未经授权的XMPP网格平台(未经XMPP网格控制器识别或已识别但未授权执行任何操作的平台)不能发起除“网络攻击”(第8.2.1节)中列出的攻击以外的任何攻击。
An authorized XMPP-Grid Platform, on the other hand, can mount many attacks. These attacks might occur because the XMPP-Grid Platform is controlled by a malicious, careless, or incompetent party (whether because its owner is malicious, careless, or incompetent or because the XMPP-Grid Platform has been compromised and is now controlled by a party other than its owner). They might also occur because the XMPP-Grid Platform is running malicious software, the XMPP-Grid Platform is running buggy software (which can fail in a state that floods the network with traffic), or the XMPP-Grid Platform has been configured improperly. From a security standpoint, it generally makes no difference why an attack is initiated. The same countermeasures can be employed in any case.
另一方面,授权的XMPP网格平台可以发起许多攻击。发生这些攻击的原因可能是XMPP网格平台由恶意、粗心或不称职的一方控制(无论是因为其所有者是恶意、粗心或不称职的,还是因为XMPP网格平台已受损,现在由其所有者以外的一方控制)。也可能是因为XMPP网格平台正在运行恶意软件、XMPP网格平台正在运行有缺陷的软件(在流量充斥网络的状态下可能会失败)或者XMPP网格平台配置不正确。从安全角度来看,发起攻击的原因通常没有区别。在任何情况下都可以采用相同的对策。
Here is a list of attacks that can be mounted by an authorized XMPP-Grid Platform:
以下是授权XMPP网格平台可以装载的攻击列表:
o Cause many false alarms or otherwise overload the XMPP-Grid Controller or other elements in the network security system (including human administrators), leading to a denial of service or parts of the network security system being disabled.
o 导致许多错误警报或XMPP网格控制器或网络安全系统中的其他元件(包括人工管理员)过载,导致拒绝服务或部分网络安全系统被禁用。
o Omit important actions (such as posting incriminating data), resulting in incorrect access.
o 忽略重要操作(如发布有罪数据),导致访问不正确。
o Use confidential information obtained from the XMPP-Grid Controller to enable further attacks (such as using endpoint health check results to exploit vulnerable endpoints).

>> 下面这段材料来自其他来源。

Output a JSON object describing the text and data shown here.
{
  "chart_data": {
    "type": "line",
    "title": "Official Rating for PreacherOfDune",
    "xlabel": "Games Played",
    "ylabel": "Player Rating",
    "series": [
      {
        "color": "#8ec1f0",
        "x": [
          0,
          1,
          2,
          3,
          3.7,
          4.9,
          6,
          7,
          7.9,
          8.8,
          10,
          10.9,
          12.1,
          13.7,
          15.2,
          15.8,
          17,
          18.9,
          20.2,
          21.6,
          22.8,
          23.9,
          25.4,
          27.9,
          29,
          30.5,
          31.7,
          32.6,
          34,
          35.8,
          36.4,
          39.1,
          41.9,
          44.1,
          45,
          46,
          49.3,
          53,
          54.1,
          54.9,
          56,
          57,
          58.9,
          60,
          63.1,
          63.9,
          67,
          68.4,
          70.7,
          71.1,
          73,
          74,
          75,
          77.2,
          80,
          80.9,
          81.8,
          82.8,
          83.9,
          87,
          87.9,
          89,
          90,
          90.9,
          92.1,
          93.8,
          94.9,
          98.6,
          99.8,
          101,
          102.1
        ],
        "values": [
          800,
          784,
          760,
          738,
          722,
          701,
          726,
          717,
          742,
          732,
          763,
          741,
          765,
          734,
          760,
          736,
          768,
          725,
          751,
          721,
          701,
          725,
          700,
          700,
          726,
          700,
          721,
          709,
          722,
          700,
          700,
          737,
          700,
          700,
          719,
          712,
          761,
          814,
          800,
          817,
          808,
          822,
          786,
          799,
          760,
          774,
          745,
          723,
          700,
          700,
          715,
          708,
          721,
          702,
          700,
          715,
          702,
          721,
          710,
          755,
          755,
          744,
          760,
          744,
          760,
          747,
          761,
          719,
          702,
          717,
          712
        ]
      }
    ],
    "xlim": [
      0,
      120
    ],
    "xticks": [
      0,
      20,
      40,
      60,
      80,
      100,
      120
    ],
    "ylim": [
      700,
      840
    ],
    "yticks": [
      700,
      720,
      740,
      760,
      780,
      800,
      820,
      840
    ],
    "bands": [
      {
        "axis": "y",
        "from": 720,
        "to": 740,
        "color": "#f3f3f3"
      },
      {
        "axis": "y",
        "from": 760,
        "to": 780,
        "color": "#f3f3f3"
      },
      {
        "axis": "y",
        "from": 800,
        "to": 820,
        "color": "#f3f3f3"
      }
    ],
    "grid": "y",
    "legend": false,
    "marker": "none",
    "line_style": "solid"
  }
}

o 使用从XMPP网格控制器获得的机密信息来启用进一步的攻击(例如使用端点健康检查结果来利用易受攻击的端点)。
o Advertise data crafted to exploit vulnerabilities in the XMPP-Grid Controller or in other XMPP-Grid Platforms with the goal of compromising those systems.

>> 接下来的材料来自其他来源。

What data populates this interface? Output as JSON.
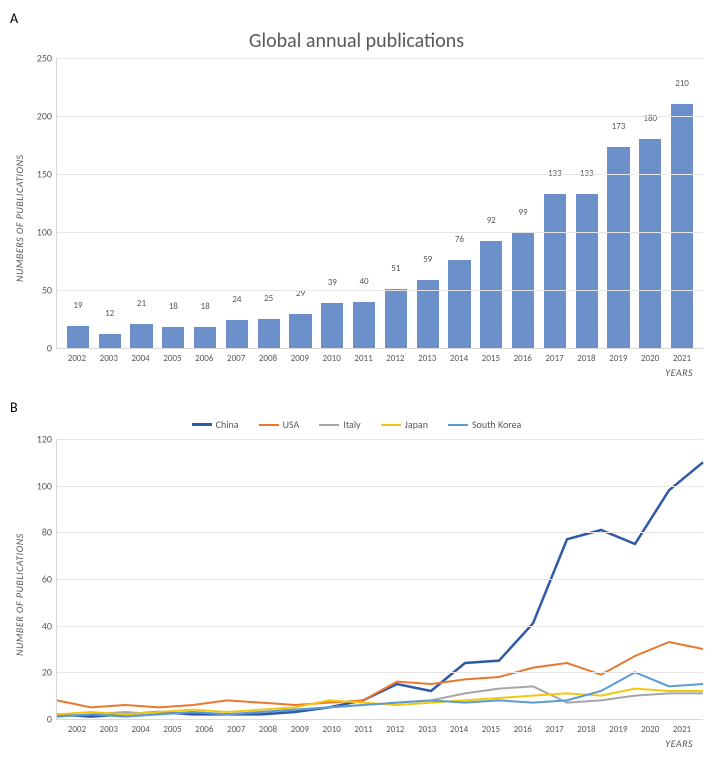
{
  "panelA": {
    "label": "A",
    "title": "Global annual publications",
    "y_label": "NUMBERS OF PUBLICATIONS",
    "x_label": "YEARS",
    "y_min": 0,
    "y_max": 250,
    "y_step": 50,
    "bar_color": "#6a8fc9",
    "grid_color": "#e6e6e6",
    "text_color": "#595959",
    "categories": [
      "2002",
      "2003",
      "2004",
      "2005",
      "2006",
      "2007",
      "2008",
      "2009",
      "2010",
      "2011",
      "2012",
      "2013",
      "2014",
      "2015",
      "2016",
      "2017",
      "2018",
      "2019",
      "2020",
      "2021"
    ],
    "values": [
      19,
      12,
      21,
      18,
      18,
      24,
      25,
      29,
      39,
      40,
      51,
      59,
      76,
      92,
      99,
      133,
      133,
      173,
      180,
      210
    ]
  },
  "panelB": {
    "label": "B",
    "y_label": "NUMBER OF PUBLICATIONS",
    "x_label": "YEARS",
    "y_min": 0,
    "y_max": 120,
    "y_step": 20,
    "grid_color": "#e6e6e6",
    "text_color": "#595959",
    "categories": [
      "2002",
      "2003",
      "2004",
      "2005",
      "2006",
      "2007",
      "2008",
      "2009",
      "2010",
      "2011",
      "2012",
      "2013",
      "2014",
      "2015",
      "2016",
      "2017",
      "2018",
      "2019",
      "2020",
      "2021"
    ],
    "series": [
      {
        "name": "China",
        "color": "#2e5aa8",
        "width": 2.5,
        "values": [
          2,
          1,
          2,
          3,
          2,
          2,
          2,
          3,
          5,
          8,
          15,
          12,
          24,
          25,
          41,
          77,
          81,
          75,
          98,
          110
        ]
      },
      {
        "name": "USA",
        "color": "#e8792e",
        "width": 2,
        "values": [
          8,
          5,
          6,
          5,
          6,
          8,
          7,
          6,
          7,
          8,
          16,
          15,
          17,
          18,
          22,
          24,
          19,
          27,
          33,
          30
        ]
      },
      {
        "name": "Italy",
        "color": "#a6a6a6",
        "width": 2,
        "values": [
          1,
          2,
          3,
          2,
          3,
          2,
          3,
          4,
          5,
          6,
          7,
          8,
          11,
          13,
          14,
          7,
          8,
          10,
          11,
          11
        ]
      },
      {
        "name": "Japan",
        "color": "#f2c80f",
        "width": 2,
        "values": [
          2,
          3,
          2,
          3,
          4,
          3,
          4,
          5,
          8,
          7,
          6,
          7,
          8,
          9,
          10,
          11,
          10,
          13,
          12,
          12
        ]
      },
      {
        "name": "South Korea",
        "color": "#5b9bd5",
        "width": 2,
        "values": [
          1,
          2,
          1,
          2,
          3,
          2,
          3,
          4,
          5,
          6,
          7,
          8,
          7,
          8,
          7,
          8,
          12,
          20,
          14,
          15
        ]
      }
    ]
  }
}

o 公布精心编制的数据,以利用XMPP网格控制器或其他XMPP网格平台中的漏洞,从而危害这些系统。
o Issue a search request or set up a subscription that matches an enormous result, leading to resource exhaustion on the XMPP-Grid Controller, the publishing XMPP-Grid Platform, and/or the network.

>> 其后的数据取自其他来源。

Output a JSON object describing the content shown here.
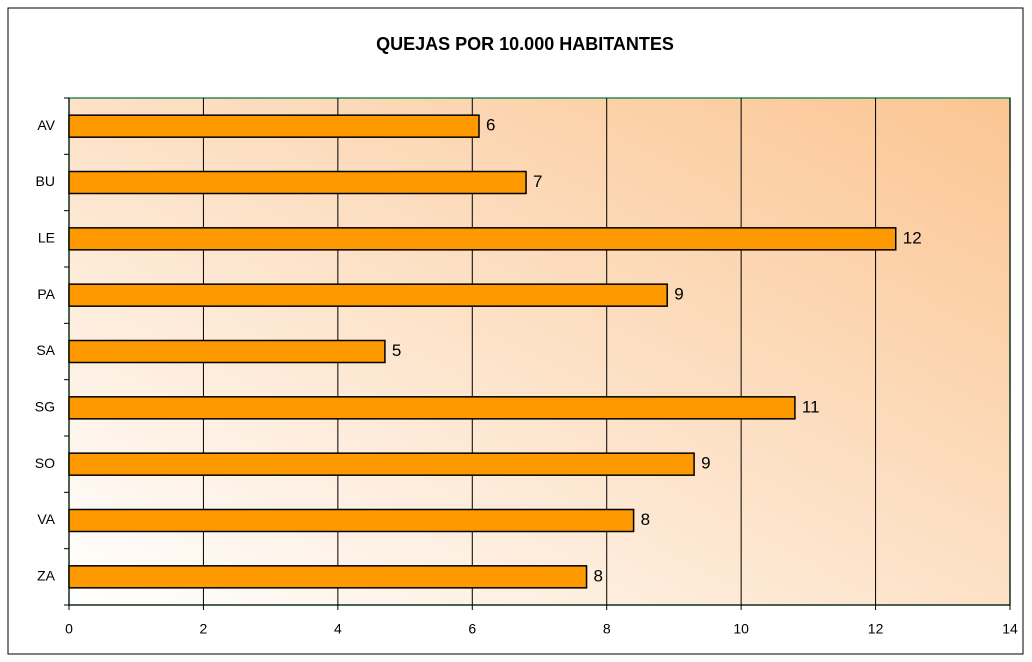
{
  "chart_data": {
    "type": "bar",
    "orientation": "horizontal",
    "title": "QUEJAS POR 10.000 HABITANTES",
    "categories": [
      "AV",
      "BU",
      "LE",
      "PA",
      "SA",
      "SG",
      "SO",
      "VA",
      "ZA"
    ],
    "values": [
      6.1,
      6.8,
      12.3,
      8.9,
      4.7,
      10.8,
      9.3,
      8.4,
      7.7
    ],
    "value_labels": [
      "6",
      "7",
      "12",
      "9",
      "5",
      "11",
      "9",
      "8",
      "8"
    ],
    "color": "#ff9900",
    "xlim": [
      0,
      14
    ],
    "xticks": [
      0,
      2,
      4,
      6,
      8,
      10,
      12,
      14
    ],
    "grid": true
  }
}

o 发出搜索请求或设置与巨大结果匹配的订阅,导致XMPP网格控制器、发布XMPP网格平台和/或网络上的资源耗尽。
o Establish a communication channel using another XMPP-Grid Platform's session-id.
o 使用另一个XMPP网格平台的会话id建立通信通道。
o Advertise false data that leads to incorrect (e.g., potentially attacker-controlled or -induced) behavior of XMPP-Grid Platforms by virtue of applying correct procedures to the falsified input.
o 通过对伪造的输入应用正确的过程,公布导致XMPP网格平台不正确(例如,潜在的攻击者控制或诱导)行为的虚假数据。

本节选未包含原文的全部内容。